You are viewing a plain text version of this content. The canonical link for it is here.

Posted to user@spark.apache.org by Abhishek Anand <ab...@gmail.com> on 2016/02/16 08:15:55 UTC

Saving Kafka Offsets to Cassandra at begining of each batch in Spark Streaming

I have a kafka rdd and I need to save the offsets to cassandra table at the
begining of each batch.

Basically I need to write the offsets of the type Offsets below that I am
getting inside foreachRD, to cassandra. The javafunctions api to write to
cassandra needs a rdd.

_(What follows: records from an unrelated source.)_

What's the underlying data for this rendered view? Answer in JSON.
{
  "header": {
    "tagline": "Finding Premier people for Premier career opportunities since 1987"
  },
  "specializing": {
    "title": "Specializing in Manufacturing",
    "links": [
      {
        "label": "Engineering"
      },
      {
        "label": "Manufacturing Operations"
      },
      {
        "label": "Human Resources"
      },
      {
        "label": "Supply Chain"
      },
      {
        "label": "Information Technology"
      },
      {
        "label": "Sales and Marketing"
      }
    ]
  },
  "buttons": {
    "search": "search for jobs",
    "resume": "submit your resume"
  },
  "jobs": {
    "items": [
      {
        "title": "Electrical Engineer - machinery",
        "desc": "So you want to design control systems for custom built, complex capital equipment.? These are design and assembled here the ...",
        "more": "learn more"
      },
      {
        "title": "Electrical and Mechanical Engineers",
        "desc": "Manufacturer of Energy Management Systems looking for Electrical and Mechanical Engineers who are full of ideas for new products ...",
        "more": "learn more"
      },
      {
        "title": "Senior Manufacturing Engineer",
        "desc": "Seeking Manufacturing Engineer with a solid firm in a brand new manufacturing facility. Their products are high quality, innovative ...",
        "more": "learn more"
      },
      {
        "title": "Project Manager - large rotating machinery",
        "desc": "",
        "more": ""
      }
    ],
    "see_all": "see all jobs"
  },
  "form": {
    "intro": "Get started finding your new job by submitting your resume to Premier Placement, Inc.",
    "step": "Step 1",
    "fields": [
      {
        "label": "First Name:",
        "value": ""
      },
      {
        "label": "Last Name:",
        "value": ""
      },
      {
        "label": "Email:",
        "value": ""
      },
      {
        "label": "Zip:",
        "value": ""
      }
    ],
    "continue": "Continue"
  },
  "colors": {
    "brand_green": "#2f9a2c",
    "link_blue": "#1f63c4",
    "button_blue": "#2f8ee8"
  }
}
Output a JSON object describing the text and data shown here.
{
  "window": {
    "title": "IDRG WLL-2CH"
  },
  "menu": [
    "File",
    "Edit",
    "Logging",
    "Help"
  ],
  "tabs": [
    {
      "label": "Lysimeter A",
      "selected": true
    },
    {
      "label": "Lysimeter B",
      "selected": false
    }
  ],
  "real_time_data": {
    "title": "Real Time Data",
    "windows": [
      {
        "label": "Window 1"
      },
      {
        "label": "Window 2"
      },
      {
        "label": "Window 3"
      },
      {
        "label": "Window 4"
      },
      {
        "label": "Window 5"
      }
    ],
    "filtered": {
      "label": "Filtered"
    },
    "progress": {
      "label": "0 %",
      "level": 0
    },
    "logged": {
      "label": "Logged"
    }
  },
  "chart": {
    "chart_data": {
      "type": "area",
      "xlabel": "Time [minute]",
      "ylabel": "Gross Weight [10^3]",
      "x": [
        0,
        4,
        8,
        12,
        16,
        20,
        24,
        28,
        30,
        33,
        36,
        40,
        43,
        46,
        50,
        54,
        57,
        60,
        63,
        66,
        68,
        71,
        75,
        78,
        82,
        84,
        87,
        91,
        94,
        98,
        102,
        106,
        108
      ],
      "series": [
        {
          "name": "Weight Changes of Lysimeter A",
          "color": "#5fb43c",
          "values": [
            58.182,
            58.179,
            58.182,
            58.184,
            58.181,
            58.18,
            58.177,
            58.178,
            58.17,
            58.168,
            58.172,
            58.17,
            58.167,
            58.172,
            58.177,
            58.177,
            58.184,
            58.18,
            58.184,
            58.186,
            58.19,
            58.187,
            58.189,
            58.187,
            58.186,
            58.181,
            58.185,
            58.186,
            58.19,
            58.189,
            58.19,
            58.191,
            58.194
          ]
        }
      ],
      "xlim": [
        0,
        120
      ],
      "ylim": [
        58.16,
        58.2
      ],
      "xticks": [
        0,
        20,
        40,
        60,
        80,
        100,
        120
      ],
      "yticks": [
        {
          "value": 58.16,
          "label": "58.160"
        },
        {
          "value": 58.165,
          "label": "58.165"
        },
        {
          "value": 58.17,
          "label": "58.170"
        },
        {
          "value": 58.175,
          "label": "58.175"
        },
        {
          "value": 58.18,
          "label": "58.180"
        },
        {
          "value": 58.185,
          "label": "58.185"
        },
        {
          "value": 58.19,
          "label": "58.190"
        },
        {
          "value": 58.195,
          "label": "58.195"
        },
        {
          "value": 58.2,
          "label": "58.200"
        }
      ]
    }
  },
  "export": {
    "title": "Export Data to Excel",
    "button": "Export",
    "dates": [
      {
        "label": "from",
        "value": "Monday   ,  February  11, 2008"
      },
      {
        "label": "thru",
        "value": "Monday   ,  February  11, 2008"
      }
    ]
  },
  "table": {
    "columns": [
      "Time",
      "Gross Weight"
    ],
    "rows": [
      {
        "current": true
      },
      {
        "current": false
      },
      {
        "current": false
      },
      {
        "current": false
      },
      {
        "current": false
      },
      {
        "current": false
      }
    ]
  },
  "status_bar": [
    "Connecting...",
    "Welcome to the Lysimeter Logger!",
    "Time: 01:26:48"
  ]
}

How can I create a rdd from offsets and write to
cassandra table.


public static void writeOffsets(JavaPairDStream<String,
String> kafkastream){
kafkastream.foreachRDD((rdd,batchMilliSec) -> {
OffsetRange[] offsets = ((HasOffsetRanges) rdd.rdd()).offsetRanges();
return null;
});


Thanks !!
Abhi

Re: Saving Kafka Offsets to Cassandra at begining of each batch in Spark Streaming

Posted by Todd Nist <ts...@gmail.com>.

You could use the "withSessionDo" of the SparkCassandrConnector to preform
the simple insert:

CassandraConnector(conf).withSessionDo { session => session.execute(....) }

-Todd

On Tue, Feb 16, 2016 at 11:01 AM, Cody Koeninger <co...@koeninger.org> wrote:

> You could use sc.parallelize... but the offsets are already available at
> the driver, and they're a (hopefully) small enough amount of data that's
> it's probably more straightforward to just use the normal cassandra client
> to save them from the driver.
>
> On Tue, Feb 16, 2016 at 1:15 AM, Abhishek Anand <ab...@gmail.com>
> wrote:
>
>> I have a kafka rdd and I need to save the offsets to cassandra table at
>> the begining of each batch.
>>
>> Basically I need to write the offsets of the type Offsets below that I am
>> getting inside foreachRD, to cassandra. The javafunctions api to write to
>> cassandra needs a rdd. How can I create a rdd from offsets and write to
>> cassandra table.
>>
>>
>> public static void writeOffsets(JavaPairDStream<String,
>> String> kafkastream){
>> kafkastream.foreachRDD((rdd,batchMilliSec) -> {
>> OffsetRange[] offsets = ((HasOffsetRanges) rdd.rdd()).offsetRanges();
>> return null;
>> });
>>
>>
>> Thanks !!
>> Abhi
>>
>>
>>
>

Re: Saving Kafka Offsets to Cassandra at begining of each batch in Spark Streaming

Posted by Cody Koeninger <co...@koeninger.org>.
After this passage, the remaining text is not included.